MH: You've had a 27-year journey to get to this point today and you've learned and seen a remarkable amount that we couldn't possibly capture in just our time together today. Tell me though about what you will see for the next 27 years. What's your vision for the next big thing?

MS: Well, 27 years is a very long period of time. I'm not sure if I'm going to be brave enough to think about that. Probably not. But for the next couple of years, probably three to five years on the horizon, what I see is utilization of the metaverse in the different areas. The metaverse, in the sense of the metaverse, is what we have already. Our digital site twin is nothing else than the metaverse of what we are doing in the industry. But the implication of the metaverse may be more for training, some installation work, more for the material testing and so on. So that is one of the areas which definitely is progressing very fast.

And another area, again, is interdisciplinary. I am getting much closer to the telecom industry and the civil engineering industry. Preparing everything that we have from the digital twins, which is Building Information Modeling (BIM), for building information modeling, which is massively in use in the civil engineering industry, and helping us through the utilization of the BIM to do more digitalization in the precincts arena in order to be much faster in responding, or even automatically responding on the Request for Quote (RFQ)s, utilizing all the digital data which we have.

Then further improvements in health and safety. What we are dreaming about is having absolutely no incidents of any kind in the work of the deployment. And that is our goal and objective, and we have some thoughts, and some developments and research which is going in that direction. "How are we going to make sure that we have the full visibility on the utilization of the personal protection equipment at any point of time, of anybody who is working on the site? And how are we going to make sure that we don't enable anybody to climb if it is not being properly connected?"

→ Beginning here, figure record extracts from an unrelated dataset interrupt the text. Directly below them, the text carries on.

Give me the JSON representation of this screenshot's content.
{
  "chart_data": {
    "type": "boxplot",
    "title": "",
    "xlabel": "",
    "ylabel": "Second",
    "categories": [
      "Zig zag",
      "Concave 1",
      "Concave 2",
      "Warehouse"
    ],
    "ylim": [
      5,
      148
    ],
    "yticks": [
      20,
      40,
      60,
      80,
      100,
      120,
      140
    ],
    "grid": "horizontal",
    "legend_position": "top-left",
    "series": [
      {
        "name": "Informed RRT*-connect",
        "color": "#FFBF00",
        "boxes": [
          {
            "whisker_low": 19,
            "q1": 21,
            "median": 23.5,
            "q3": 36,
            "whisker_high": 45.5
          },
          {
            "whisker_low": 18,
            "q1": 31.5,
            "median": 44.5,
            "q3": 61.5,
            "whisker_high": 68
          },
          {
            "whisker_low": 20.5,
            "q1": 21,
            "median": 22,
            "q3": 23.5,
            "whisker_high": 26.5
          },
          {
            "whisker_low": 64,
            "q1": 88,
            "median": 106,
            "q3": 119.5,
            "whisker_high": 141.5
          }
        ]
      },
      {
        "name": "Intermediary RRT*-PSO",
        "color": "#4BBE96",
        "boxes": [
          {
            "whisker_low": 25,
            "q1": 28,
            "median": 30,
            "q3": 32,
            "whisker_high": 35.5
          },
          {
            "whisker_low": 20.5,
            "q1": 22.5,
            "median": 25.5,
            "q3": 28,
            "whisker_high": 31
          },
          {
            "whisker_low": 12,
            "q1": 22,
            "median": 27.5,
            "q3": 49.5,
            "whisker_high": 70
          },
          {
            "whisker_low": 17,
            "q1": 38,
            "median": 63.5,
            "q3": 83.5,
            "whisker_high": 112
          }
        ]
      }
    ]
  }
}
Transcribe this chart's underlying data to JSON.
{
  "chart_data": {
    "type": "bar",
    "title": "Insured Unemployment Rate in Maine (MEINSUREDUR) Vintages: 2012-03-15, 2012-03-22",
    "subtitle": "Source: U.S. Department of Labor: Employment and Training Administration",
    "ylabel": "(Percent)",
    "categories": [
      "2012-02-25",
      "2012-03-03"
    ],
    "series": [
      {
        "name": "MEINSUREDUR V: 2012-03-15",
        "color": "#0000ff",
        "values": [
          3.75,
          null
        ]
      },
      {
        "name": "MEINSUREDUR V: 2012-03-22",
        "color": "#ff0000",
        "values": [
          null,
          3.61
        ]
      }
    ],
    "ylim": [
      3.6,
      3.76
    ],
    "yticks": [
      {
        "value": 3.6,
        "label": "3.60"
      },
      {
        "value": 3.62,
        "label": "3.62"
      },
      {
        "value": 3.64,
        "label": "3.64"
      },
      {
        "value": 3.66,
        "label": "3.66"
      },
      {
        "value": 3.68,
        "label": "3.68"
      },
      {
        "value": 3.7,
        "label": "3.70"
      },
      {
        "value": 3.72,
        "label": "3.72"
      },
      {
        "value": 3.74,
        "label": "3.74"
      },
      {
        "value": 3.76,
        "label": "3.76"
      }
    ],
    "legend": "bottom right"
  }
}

There are some interesting things that are in the research phase inside of Nokia there. And probably, if I look at the shorter term, which could be the period of three years, together we need to find a way to increase the penetration of digitalization. In this industry, particularly in the deployment services, we have much more today than the market is absorbing. The benefit of what we have, even if we don't do anything else, is going to be immense just by better penetration in the next three to five years. So that would be how I see the development in the next couple of years.

MH: Based upon our conversation today, if there was one key takeaway for the listener, what would it be for you?

MS: Digital twin metaverse digitalization is the only way forward for us in this industry to address current business and environmental challenges. I think this is the key takeaway and we are ready to help you. We are ready to help our operators to address the business challenges with digitalization, with what we have.